A spherical ball of charged particles has a uniform charge density. In terms of the ball’s radius R, at what radial distances

(a) inside and

(b) outside the ball is the magnitude of the ball’s electric field equal to$\frac{\mathbf{1}}{\mathbf{4}}$of the maximum magnitude of that field?

The radius r of the ball is $R$, that has a uniform charge density.
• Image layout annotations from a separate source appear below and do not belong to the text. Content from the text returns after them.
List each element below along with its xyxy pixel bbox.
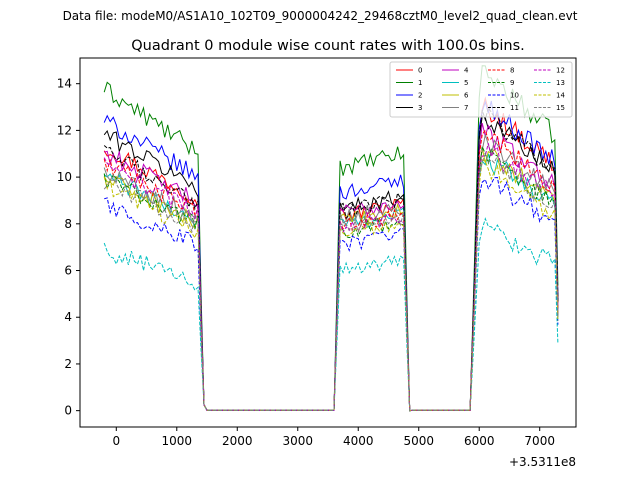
x-tick-label: 2000 bbox=[222, 434, 253, 448]
x-tick-label: 4000 bbox=[343, 434, 374, 448]
x-tick-label: 7000 bbox=[524, 434, 555, 448]
legend-box bbox=[389, 61, 573, 118]
legend-label-12: 12 bbox=[556, 67, 565, 75]
legend-label-15: 15 bbox=[556, 104, 565, 112]
chart-suptitle: Data file: modeM0/AS1A10_102T09_90000042… bbox=[63, 9, 578, 23]
x-tick-label: 6000 bbox=[464, 434, 495, 448]
legend-label-11: 11 bbox=[510, 104, 519, 112]
y-tick-label: 10 bbox=[57, 170, 72, 184]
x-offset-label: +3.5311e8 bbox=[509, 455, 576, 469]
x-tick-label: 0 bbox=[112, 434, 120, 448]
x-tick-label: 1000 bbox=[162, 434, 193, 448]
x-tick-label: 5000 bbox=[403, 434, 434, 448]
series-line-4 bbox=[104, 122, 559, 412]
legend-label-7: 7 bbox=[464, 104, 468, 112]
legend-label-9: 9 bbox=[510, 79, 514, 87]
y-tick-label: 4 bbox=[64, 310, 72, 324]
legend-label-14: 14 bbox=[556, 92, 565, 100]
legend-label-3: 3 bbox=[418, 104, 422, 112]
series-line-7 bbox=[103, 134, 559, 412]
legend-label-1: 1 bbox=[418, 79, 422, 87]
legend-label-6: 6 bbox=[464, 92, 469, 100]
y-tick-label: 0 bbox=[64, 404, 72, 418]
y-tick-label: 6 bbox=[64, 264, 72, 278]
y-tick-label: 8 bbox=[64, 217, 72, 231]
legend-label-4: 4 bbox=[464, 67, 469, 75]
legend-label-2: 2 bbox=[418, 92, 422, 100]
series-line-0 bbox=[103, 96, 559, 412]
series-line-5 bbox=[103, 153, 559, 412]
legend-label-10: 10 bbox=[510, 92, 519, 100]
series-line-13 bbox=[103, 217, 559, 412]
chart-title: Quadrant 0 module wise count rates with … bbox=[131, 38, 525, 54]
series-line-2 bbox=[103, 100, 559, 412]
x-tick-label: 3000 bbox=[282, 434, 313, 448]
y-tick-label: 12 bbox=[57, 123, 72, 137]
legend-label-0: 0 bbox=[418, 67, 422, 75]
legend-label-8: 8 bbox=[510, 67, 514, 75]
y-tick-label: 14 bbox=[57, 77, 72, 91]
legend-label-5: 5 bbox=[464, 79, 468, 87]
y-tick-label: 2 bbox=[64, 357, 72, 371]
series-line-15 bbox=[103, 152, 559, 412]
series-line-10 bbox=[104, 176, 559, 412]
series-line-12 bbox=[103, 143, 559, 412]
plot-frame bbox=[79, 57, 577, 428]
legend-label-13: 13 bbox=[556, 79, 565, 87]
Using the concept of the electric field, we can get the equation of maximum, internal, and external fields. Thus, using these values, we can get the radial distance r for the given cases.

Formula:

The electric field at a point due to charged particle, $E\left(r\right)=\frac{1}{4{\mathrm{\pi \epsilon }}_0}\frac{q}{r^2}$ . (i)

The field maximum occurs at the outer surface. Thus, the maximum field, for charge q is given using equation (i) as:

${\left(E_{max}\right)}_{r=R}=\frac{\left|q\right|}{4{\mathrm{\pi \epsilon }}_0{\mathrm{R}}^2}$

Now, the internal electric field is given using equation (i) as:

$$\begin{gathered} E_{internal}=\frac{1}{4}{E}_{max} \\ \frac{\left|q\right|r}{4\pi {\epsilon }_0{R}^3}=\frac{1}{4}\frac{\left|q\right|}{4\pi {\epsilon }_0{R}^2} \\ =\left(R/4\right) \\ =0.25R \end{gathered}$$

Hence, the value of the radial distance is $0.25R$.

For the radial distance outside the sphere, we take the maximum field and field equation of (i) as follows:

$$\begin{gathered} E_{external}=\frac{1}{4}{E}_{max} \\ \frac{\left|q\right|}{4\pi {\epsilon }_0{r}^2}=\frac{1}{4}\left(\frac{\left|q\right|}{4\pi {\epsilon }_0{R}^2}\right) \\ r=2.00R \end{gathered}$$

Hence, the value of the radial distance is $2.00R$.